Our day started with a walk through Central Park to the Upper West Side. Funnily enough, as we passed the Rockafella Centre on Sixth Avenue we were greeted by a friendly and familiar face in the shape of a chap called Tim who directed the live footage of our wedding. He was in New York to direct film footage of a six-minute fireworks display at Sachs Department Store, which sounded like it was going to be very exciting.
It's funny: every time we come to New York, we randomly bump into someone we didn't know was going to be here, which bails out my theory that London and New York function in their own unique orbit. This city is full of Brits, particular the mid town area where we're saying. We had breakfast this morning surrounded by English accents! It was bizarre. You hear fewer Brits in cafes in Soho!
Anyway, Central Park looked beautiful in the winter sunshine. You get a real sense of quite how stunning it must have been a month ago in the fall. The few leaves that were left on the trees were the most incredible colours. Reds and bright oranges. Far more vibrant than the colours we get in the UK during the autumn.
Anyway, our trip through the park eventually took us to a lovely yarn shop on the Upper West Side called Knitty City, which is New York's most well-respected wool store. Nathan was wearing one of his double-knit scarves, so it wasn't long at all before he'd become a bit of a celebrity with the old Jewish women who hang out in those parts! I think Nathan may well end up with a new legion of podcast fans.
We took the subway down to the village where we were meeting Jem and Ian for lunch. Rather curiously, at 42nd Street on our way down there, our train carriage doors opened and they got on. Of all the carriages in all the subway trains in the world, they chose ours. Have I just misquoted Casablanca?
Anyway, lunch happened on Bleecker Street, which those who like Menotti operas will be pleased to know generated a discussion about stigmata, Samuel Barber and telephones. Top marks to anyone reading this who has the faintest clue what I'm writing about.
We had a little wander about the shops, which, in the village, are mostly second hand clothes and record shops in the style of Brick Lane. And just like Brick Lane, the independent shop keepers, restaurateurs and artists who gave the place its iconic status are being priced out of the district by greedy landlords, edgy hedge fund managers and fancy brands. It's incredibly sad. The place is fast becoming a theme park version of itself.
From the village we trotted up to Union Square, where, at the Union Square Theatre, we saw the 39 Steps starring our good friend, Billy, who was wonderful. I actually saw the first ever production of that show which I'm told was ten years ago. My mate Nat originated the female role and at one point today I swear I saw something which only she could have brought to the play's stage directions. I think this particular production was created by the original creative team, so perhaps the director said "do it like this..." And out popped Nat! I loved the idea that a little part of her had lodged itself in the character and travelled across the Atlantic!
This production is the last show that will ever be performed in this, the oldest and largest continually-running Off-Broadway theatre in New York. Evidentially, the building's landlords think they can get more money by turning the building into flats, and there's little anyone can do to stop that kind of progress. Seems a shame: all sorts of theatrical luminaries have performed on that stage, including Vanessa Redgrave.
We chatted a little to Billy about how tough it is to be an actor in New York, which is home to 40,000 registered actors. Auditions are like cattle markets.
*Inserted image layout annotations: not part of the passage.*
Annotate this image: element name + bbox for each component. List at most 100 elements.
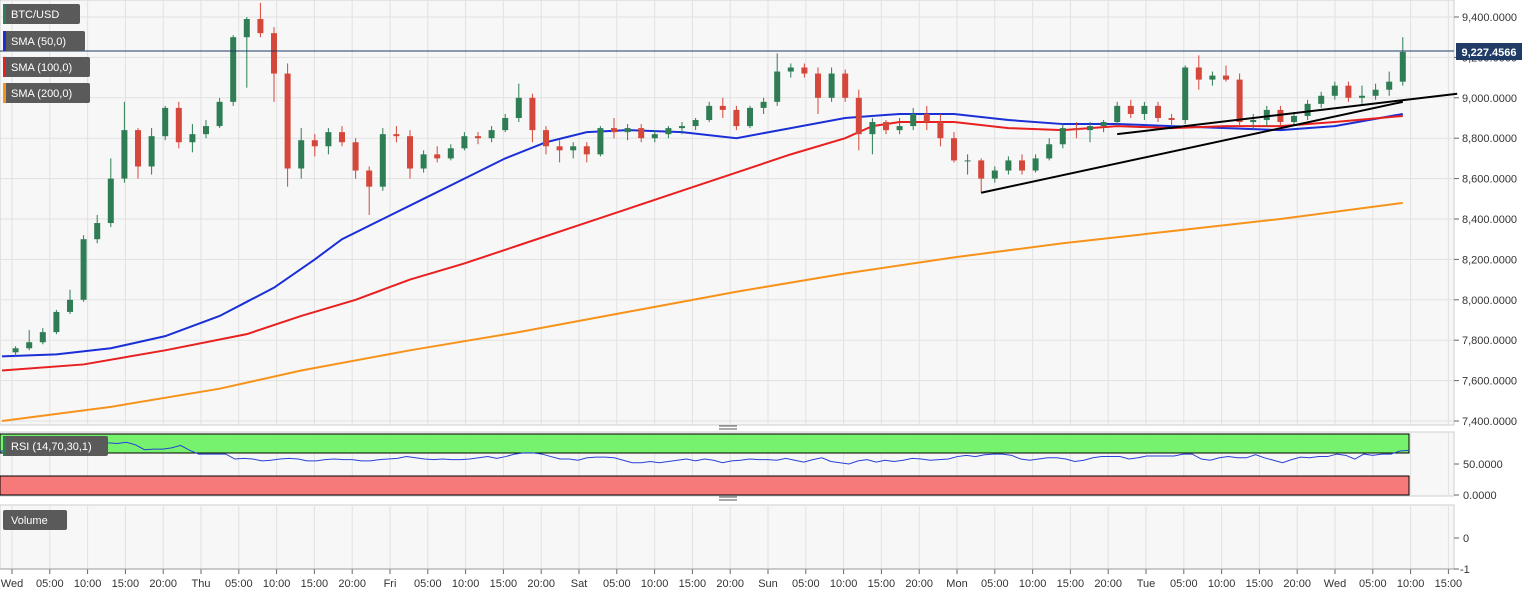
- candle[interactable]: [815, 67, 821, 114]
- legend-sma-50[interactable]: SMA (50,0): [3, 31, 85, 51]
- candle[interactable]: [1195, 55, 1202, 90]
- candle[interactable]: [883, 120, 889, 135]
- candle[interactable]: [1127, 99, 1134, 118]
- candle[interactable]: [1032, 154, 1039, 173]
- candle[interactable]: [1155, 101, 1161, 123]
- candle[interactable]: [379, 128, 386, 191]
- candle[interactable]: [243, 17, 250, 88]
- candle[interactable]: [1087, 122, 1093, 143]
- candle[interactable]: [1386, 71, 1393, 96]
- candle[interactable]: [978, 158, 985, 193]
- candle[interactable]: [1141, 101, 1148, 121]
- candle[interactable]: [855, 89, 862, 151]
- candle[interactable]: [991, 166, 998, 183]
- trendline[interactable]: [980, 100, 1404, 194]
- candle[interactable]: [665, 126, 672, 139]
- candle[interactable]: [121, 101, 128, 183]
- candle[interactable]: [107, 158, 114, 228]
- candle[interactable]: [774, 53, 781, 106]
- candle[interactable]: [937, 113, 944, 147]
- candle[interactable]: [1359, 85, 1365, 104]
- candle[interactable]: [529, 93, 536, 143]
- panel-resize-handle-2[interactable]: [719, 496, 737, 501]
- candle[interactable]: [747, 105, 753, 129]
- candle[interactable]: [1345, 81, 1352, 102]
- candle[interactable]: [1168, 113, 1175, 127]
- candle[interactable]: [475, 132, 481, 145]
- candle[interactable]: [1019, 154, 1025, 175]
- candle[interactable]: [1331, 81, 1338, 100]
- candle[interactable]: [1291, 111, 1297, 127]
- candle[interactable]: [311, 134, 318, 157]
- candle[interactable]: [189, 124, 196, 153]
- candle[interactable]: [502, 113, 509, 133]
- legend-volume[interactable]: Volume: [3, 510, 67, 530]
- candle[interactable]: [801, 63, 808, 78]
- candle[interactable]: [80, 235, 87, 302]
- candle[interactable]: [515, 83, 522, 123]
- candle[interactable]: [352, 138, 359, 179]
- candle[interactable]: [760, 97, 767, 114]
- candle[interactable]: [611, 118, 617, 139]
- candle[interactable]: [148, 128, 155, 175]
- candle[interactable]: [298, 128, 305, 179]
- candle[interactable]: [964, 154, 971, 175]
- candle[interactable]: [203, 120, 209, 139]
- candle[interactable]: [733, 105, 740, 131]
- candle[interactable]: [828, 67, 835, 102]
- candle[interactable]: [787, 63, 794, 78]
- candle[interactable]: [1046, 138, 1053, 161]
- candle[interactable]: [951, 132, 957, 163]
- candle[interactable]: [1209, 71, 1216, 86]
- candle[interactable]: [94, 214, 101, 244]
- candle[interactable]: [1277, 105, 1284, 127]
- legend-sma-100[interactable]: SMA (100,0): [3, 57, 90, 77]
- candle[interactable]: [12, 346, 19, 357]
- candle[interactable]: [583, 142, 590, 163]
- candle[interactable]: [896, 118, 903, 135]
- candle[interactable]: [1250, 113, 1257, 131]
- candle[interactable]: [1304, 99, 1311, 121]
- trendlines[interactable]: [980, 92, 1458, 194]
- candle[interactable]: [1236, 73, 1243, 127]
- candle[interactable]: [434, 146, 441, 163]
- candle[interactable]: [393, 126, 400, 143]
- candle[interactable]: [271, 27, 277, 102]
- candle[interactable]: [638, 124, 645, 143]
- candle[interactable]: [135, 128, 141, 179]
- candle[interactable]: [543, 126, 549, 155]
- candle[interactable]: [556, 140, 563, 163]
- panel-resize-handle-1[interactable]: [719, 425, 737, 430]
- candle[interactable]: [651, 130, 658, 143]
- candle[interactable]: [366, 166, 373, 215]
- candle[interactable]: [257, 2, 264, 38]
- candle[interactable]: [719, 97, 726, 118]
- candle[interactable]: [1005, 156, 1012, 175]
- candle[interactable]: [1073, 122, 1080, 139]
- candles[interactable]: [12, 2, 1406, 357]
- candle[interactable]: [1399, 37, 1406, 86]
- candle[interactable]: [26, 330, 33, 351]
- candle[interactable]: [420, 150, 427, 173]
- candle[interactable]: [488, 126, 495, 143]
- candle[interactable]: [339, 126, 345, 147]
- candle[interactable]: [162, 105, 169, 141]
- candle[interactable]: [1059, 124, 1066, 149]
- candle[interactable]: [284, 63, 291, 187]
- candle[interactable]: [325, 128, 332, 155]
- candle[interactable]: [461, 132, 468, 151]
- candle[interactable]: [53, 309, 60, 335]
- legend-rsi[interactable]: RSI (14,70,30,1): [3, 436, 108, 456]
- candle[interactable]: [1318, 91, 1325, 108]
- candle[interactable]: [842, 69, 849, 102]
- candle[interactable]: [910, 107, 917, 131]
- candle[interactable]: [230, 35, 237, 106]
- candle[interactable]: [447, 144, 454, 161]
- trendline[interactable]: [1117, 92, 1458, 136]
- candle[interactable]: [1114, 101, 1121, 127]
- candle[interactable]: [597, 126, 604, 157]
- candle[interactable]: [39, 328, 46, 345]
- candle[interactable]: [869, 118, 876, 155]
- candle[interactable]: [923, 105, 930, 131]
- candle[interactable]: [1372, 83, 1379, 100]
If you go up for a musical, you'll only get to sing 32 bars of a song, which makes a mockery of the last audition I ran where we allowed an actor to sing all eight minutes of the soliloquy from Carousel! Acting auditions here don't allow for any chatter either. There's apparently no sense of working with an actor to get the best out of him or her or a "pull up a chair, let me tell you about what we're dong on this project" type scenario. Billy once received feedback after one of his auditions which merely asked him to "avoid wearing aftershave next time!" Apparently there are sometimes signs in audition waiting rooms warning actors not to wear scent because it "hangs about in the audition room." That's right folks. Once the actors are out of that space they can't leave anything of themselves behind. Apart from, one hopes, a decent memory!
The flip side to all of this is that Broadway actors are, on average, three times better paid than their West End counterparts. They have a union which is incredibly strong and medical insurance which is staggeringly good. Actors in New York can't afford to get lazy, or even whinge, because the rewards are so huge.
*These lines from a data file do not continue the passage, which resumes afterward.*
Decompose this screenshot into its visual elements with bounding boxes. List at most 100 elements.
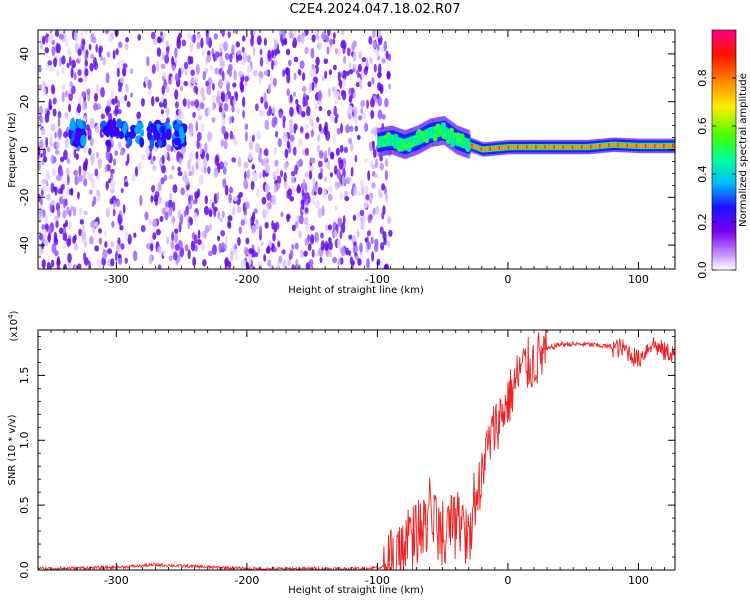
noise-blob (58, 33, 64, 40)
noise-blob (188, 151, 194, 163)
signal-blob (451, 132, 457, 138)
noise-blob (301, 32, 307, 38)
noise-blob (212, 94, 216, 103)
noise-blob (144, 211, 149, 221)
noise-blob (68, 103, 72, 113)
noise-blob (124, 230, 129, 241)
noise-blob (334, 47, 338, 55)
noise-blob (197, 238, 202, 246)
noise-blob (52, 97, 57, 105)
signal-blob (174, 122, 181, 131)
noise-blob (371, 77, 375, 85)
noise-blob (64, 198, 68, 207)
noise-blob (172, 201, 176, 212)
noise-blob (240, 259, 246, 268)
noise-blob (86, 88, 91, 96)
noise-blob (293, 127, 297, 134)
noise-blob (377, 30, 382, 39)
noise-blob (48, 224, 53, 235)
noise-blob (213, 169, 219, 178)
noise-blob (183, 80, 188, 87)
noise-blob (68, 56, 72, 66)
noise-blob (96, 151, 99, 159)
noise-blob (316, 144, 321, 153)
noise-blob (79, 218, 84, 225)
noise-blob (325, 35, 330, 43)
noise-blob (307, 243, 312, 251)
noise-blob (174, 89, 179, 100)
noise-blob (325, 224, 329, 232)
noise-blob (218, 242, 223, 254)
noise-blob (257, 261, 262, 268)
noise-blob (309, 115, 313, 126)
noise-blob (244, 123, 249, 131)
colorbar-tick-label: 0.0 (696, 261, 709, 279)
noise-blob (156, 36, 162, 44)
noise-blob (298, 70, 302, 77)
noise-blob (310, 69, 315, 78)
noise-blob (265, 209, 270, 215)
signal-blob (69, 121, 76, 131)
noise-blob (258, 225, 263, 236)
noise-blob (268, 201, 272, 210)
noise-blob (274, 58, 278, 67)
noise-blob (218, 42, 224, 53)
noise-blob (137, 162, 143, 171)
noise-blob (345, 70, 350, 76)
noise-blob (214, 51, 218, 61)
noise-blob (87, 92, 91, 102)
noise-blob (250, 35, 254, 47)
noise-blob (353, 186, 358, 196)
noise-blob (125, 37, 130, 43)
noise-blob (365, 58, 369, 68)
noise-blob (164, 150, 168, 160)
noise-blob (140, 224, 146, 233)
noise-blob (371, 251, 375, 262)
noise-blob (165, 201, 169, 209)
noise-blob (334, 181, 339, 190)
noise-blob (160, 109, 164, 115)
noise-blob (241, 46, 245, 53)
noise-blob (348, 234, 353, 240)
noise-blob (373, 63, 377, 73)
noise-blob (272, 171, 277, 178)
noise-blob (377, 109, 383, 120)
noise-blob (251, 164, 256, 170)
noise-blob (339, 231, 343, 239)
noise-blob (80, 30, 84, 40)
noise-blob (325, 243, 329, 251)
noise-blob (200, 165, 206, 173)
colorbar: 0.0 0.2 0.4 0.6 0.8 Normalized spectral ampl… (696, 29, 749, 279)
colorbar-tick-label: 0.6 (696, 117, 709, 135)
noise-blob (275, 49, 281, 55)
noise-blob (243, 246, 249, 256)
noise-blob (360, 107, 364, 114)
noise-blob (310, 225, 315, 231)
noise-blob (295, 98, 299, 105)
signal-blob (388, 138, 394, 144)
noise-blob (56, 258, 61, 266)
noise-blob (166, 50, 170, 56)
noise-blob (232, 195, 238, 202)
noise-blob (264, 119, 270, 131)
noise-blob (193, 211, 198, 222)
snr-x-tick-label: 0 (504, 574, 511, 587)
noise-blob (356, 134, 361, 140)
noise-blob (240, 219, 246, 227)
noise-blob (379, 155, 383, 162)
noise-blob (304, 207, 309, 213)
noise-blob (260, 240, 264, 247)
noise-blob (386, 70, 391, 80)
noise-blob (105, 150, 111, 161)
signal-blob (178, 125, 184, 138)
noise-blob (211, 201, 215, 209)
signal-blob (456, 138, 462, 144)
noise-blob (368, 141, 373, 152)
noise-blob (275, 221, 280, 230)
noise-blob (199, 102, 205, 110)
noise-blob (298, 138, 303, 148)
snr-marks (38, 330, 675, 570)
noise-blob (50, 123, 56, 132)
noise-blob (61, 55, 66, 65)
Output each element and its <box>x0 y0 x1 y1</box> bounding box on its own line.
We also talked about the difference between Americans and Brits when it comes to self-promotion. Now there's a gulf which needs to be bridged! Within a minute of meeting any Yank, they'll have told you their full name, and probably listed off the high points of their CV. Ask an American how good they are at, well, anything, and they'll reply "excellent." Ask a Brit if he's good at his job and he'll more likely than not say, "oh you know, I'm okay," hoping someone else in the space will big him up. Brits and bragging are just not comfortable bed fellows!
We took the subway home. A brilliant thing happens on some of the subway trains in New York. As they leave the stations, something in their mechanics makes a sort of squeaking buzz which is always pitched to the same four notes - rather wonderfully the first four notes of "Somewhere" from West Side Story! Every time I'm on a train pulling out of a subway station, I feel compelled to join in... "There's a place for us..." It never gets dull!